CRF Ingredient Phrase Tagger
This repo contains scripts to extract the Quantity, Unit, Name, and Comments from unstructured ingredient phrases. We use it on Cooking to format incoming recipes. Given the following input:
1 pound carrots, young ones if possible
Kosher salt, to taste
2 tablespoons sherry vinegar
2 tablespoons honey
2 tablespoons extra-virgin olive oil
1 medium-size shallot, peeled and finely diced
1/2 teaspoon fresh thyme leaves, finely chopped
Black pepper, to taste
Our tool produces something like:
{
"qty": "1",
"unit": "pound"
"name": "carrots",
"other": ",",
"comment": "young ones if possible",
"input": "1 pound carrots, young ones if possible",
"display": "<span class='qty'>1</span><span class='unit'>pound</span><span class='name'>carrots</span><span class='other'>,</span><span class='comment'>young ones if possible</span>",
}
We use a conditional random field model (CRF) to extract tags from labelled training data, which was tagged by human news assistants. We wrote about our approach on the New York Times Open blog. More information about CRFs can be found here.

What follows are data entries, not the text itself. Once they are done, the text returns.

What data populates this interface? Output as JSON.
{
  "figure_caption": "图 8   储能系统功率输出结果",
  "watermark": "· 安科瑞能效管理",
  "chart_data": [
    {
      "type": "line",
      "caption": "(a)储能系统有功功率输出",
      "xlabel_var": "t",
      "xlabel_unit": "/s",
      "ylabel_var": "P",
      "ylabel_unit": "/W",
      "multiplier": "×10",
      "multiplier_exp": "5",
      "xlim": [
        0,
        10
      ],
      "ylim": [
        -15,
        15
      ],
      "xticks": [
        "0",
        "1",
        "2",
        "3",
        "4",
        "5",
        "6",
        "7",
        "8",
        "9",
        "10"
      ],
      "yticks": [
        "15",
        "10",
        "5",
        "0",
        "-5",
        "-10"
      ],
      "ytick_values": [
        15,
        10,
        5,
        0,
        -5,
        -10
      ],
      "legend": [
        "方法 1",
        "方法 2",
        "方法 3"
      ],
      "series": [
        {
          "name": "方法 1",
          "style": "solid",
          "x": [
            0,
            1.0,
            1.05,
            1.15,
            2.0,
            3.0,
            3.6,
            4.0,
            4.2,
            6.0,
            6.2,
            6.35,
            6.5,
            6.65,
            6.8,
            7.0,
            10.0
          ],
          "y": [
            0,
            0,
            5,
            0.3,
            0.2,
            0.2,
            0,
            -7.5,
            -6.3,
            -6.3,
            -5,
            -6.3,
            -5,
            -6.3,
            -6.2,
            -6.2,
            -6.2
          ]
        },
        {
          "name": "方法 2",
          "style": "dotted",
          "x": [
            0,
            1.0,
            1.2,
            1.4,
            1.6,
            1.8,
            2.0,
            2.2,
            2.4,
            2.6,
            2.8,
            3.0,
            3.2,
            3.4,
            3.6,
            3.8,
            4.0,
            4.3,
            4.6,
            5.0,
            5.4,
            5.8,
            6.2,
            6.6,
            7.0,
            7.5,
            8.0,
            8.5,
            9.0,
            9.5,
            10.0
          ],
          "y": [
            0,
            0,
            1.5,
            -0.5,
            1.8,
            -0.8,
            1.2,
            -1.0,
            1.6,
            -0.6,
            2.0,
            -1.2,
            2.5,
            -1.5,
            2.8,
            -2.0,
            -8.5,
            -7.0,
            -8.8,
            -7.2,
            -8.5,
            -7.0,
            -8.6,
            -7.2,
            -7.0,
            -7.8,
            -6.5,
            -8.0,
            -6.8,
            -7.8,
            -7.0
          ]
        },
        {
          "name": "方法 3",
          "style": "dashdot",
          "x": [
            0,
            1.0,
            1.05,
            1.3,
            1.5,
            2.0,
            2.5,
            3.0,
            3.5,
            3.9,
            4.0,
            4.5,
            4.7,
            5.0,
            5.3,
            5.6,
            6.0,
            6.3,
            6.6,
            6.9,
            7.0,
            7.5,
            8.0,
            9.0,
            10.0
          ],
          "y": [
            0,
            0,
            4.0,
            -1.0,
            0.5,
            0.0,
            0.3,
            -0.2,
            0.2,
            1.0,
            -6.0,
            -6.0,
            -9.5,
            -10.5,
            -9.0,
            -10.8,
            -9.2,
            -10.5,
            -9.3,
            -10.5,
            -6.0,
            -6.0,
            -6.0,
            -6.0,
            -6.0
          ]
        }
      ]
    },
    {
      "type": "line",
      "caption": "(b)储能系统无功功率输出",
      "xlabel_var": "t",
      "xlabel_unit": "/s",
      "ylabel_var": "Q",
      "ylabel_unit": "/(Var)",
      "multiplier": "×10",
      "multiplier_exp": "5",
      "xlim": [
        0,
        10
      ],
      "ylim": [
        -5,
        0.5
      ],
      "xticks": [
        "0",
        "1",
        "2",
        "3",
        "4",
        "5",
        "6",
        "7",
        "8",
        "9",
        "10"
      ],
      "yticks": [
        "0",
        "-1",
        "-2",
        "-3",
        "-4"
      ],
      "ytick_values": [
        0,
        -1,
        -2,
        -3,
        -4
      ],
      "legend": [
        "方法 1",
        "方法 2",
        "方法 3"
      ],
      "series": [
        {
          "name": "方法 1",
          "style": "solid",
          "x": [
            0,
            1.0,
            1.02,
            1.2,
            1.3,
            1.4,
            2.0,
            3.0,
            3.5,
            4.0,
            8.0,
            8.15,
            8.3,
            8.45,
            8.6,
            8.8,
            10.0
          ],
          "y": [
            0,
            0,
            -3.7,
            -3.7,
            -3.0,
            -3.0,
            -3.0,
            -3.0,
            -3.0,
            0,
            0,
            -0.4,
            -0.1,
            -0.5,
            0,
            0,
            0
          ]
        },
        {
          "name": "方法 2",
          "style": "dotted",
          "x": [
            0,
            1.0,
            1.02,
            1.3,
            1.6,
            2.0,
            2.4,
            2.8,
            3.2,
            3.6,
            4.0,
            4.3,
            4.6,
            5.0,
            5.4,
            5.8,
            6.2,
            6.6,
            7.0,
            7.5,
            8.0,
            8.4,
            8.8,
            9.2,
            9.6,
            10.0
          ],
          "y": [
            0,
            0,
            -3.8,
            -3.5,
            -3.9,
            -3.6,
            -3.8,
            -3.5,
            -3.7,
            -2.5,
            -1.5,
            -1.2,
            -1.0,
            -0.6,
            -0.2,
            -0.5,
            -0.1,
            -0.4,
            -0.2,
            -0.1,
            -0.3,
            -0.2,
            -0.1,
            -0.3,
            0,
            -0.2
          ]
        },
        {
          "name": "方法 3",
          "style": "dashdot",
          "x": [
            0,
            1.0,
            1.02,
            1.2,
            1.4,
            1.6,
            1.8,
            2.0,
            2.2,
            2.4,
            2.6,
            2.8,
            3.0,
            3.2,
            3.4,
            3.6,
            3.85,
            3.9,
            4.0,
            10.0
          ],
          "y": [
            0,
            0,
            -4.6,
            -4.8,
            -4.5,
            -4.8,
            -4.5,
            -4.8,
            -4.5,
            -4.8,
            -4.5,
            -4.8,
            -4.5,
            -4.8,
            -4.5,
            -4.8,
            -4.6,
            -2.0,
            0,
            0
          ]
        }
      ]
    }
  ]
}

On a 2012 Macbook Pro, training the model takes roughly 30 minutes for 130k examples using the CRF++ library.
Development
On OSX:
brew install crf++
python setup.py install
Quick Start
The most common usage is to train the model with a subset of our data, test the model against a different subset, then visualize the results. We provide a shell script to do this, at:
./roundtrip.sh
You can edit this script to specify the size of your training and testing set. The default is 20k training examples and 2k test examples.
Usage
Training
To train the model, we must first convert our input data into a format which
crf_learn
can accept:
bin/generate_data --data-path=input.csv --count=1000 --offset=0 > tmp/train_file
The count
argument specifies the number of training examples (i.e. ingredient
lines) to read, and offset
specifies which line to start with. There are
roughly 180k examples in our snapshot of the New York Times cooking database
(which we include in this repo), so it is useful to run against a subset.
The output of this step looks something like:
1 I1 L8 NoCAP NoPAREN B-QTY
cup I2 L8 NoCAP NoPAREN B-UNIT
white I3 L8 NoCAP NoPAREN B-NAME
wine I4 L8 NoCAP NoPAREN I-NAME
1/2 I1 L4 NoCAP NoPAREN B-QTY
cup I2 L4 NoCAP NoPAREN B-UNIT
sugar I3 L4 NoCAP NoPAREN B-NAME
2 I1 L8 NoCAP NoPAREN B-QTY
tablespoons I2 L8 NoCAP NoPAREN B-UNIT
dry I3 L8 NoCAP NoPAREN B-NAME
white I4 L8 NoCAP NoPAREN I-NAME
wine I5 L8 NoCAP NoPAREN I-NAME
Next, we pass this file to crf_learn
, to generate a model file:
crf_learn template_file tmp/train_file tmp/model_file
Testing
To use the model to tag your own arbitrary ingredient lines (stored here in
input.txt
), you must first convert it into the CRF++ format, then run against
the model file which we generated above. We provide another helper script to do
this:
python bin/parse-ingredients.py input.txt > results.txt
The output is also in CRF++ format, which isn't terribly helpful to us. To convert it into JSON:
python bin/convert-to-json.py results.txt > results.json
See the top of this README for an example of the expected output.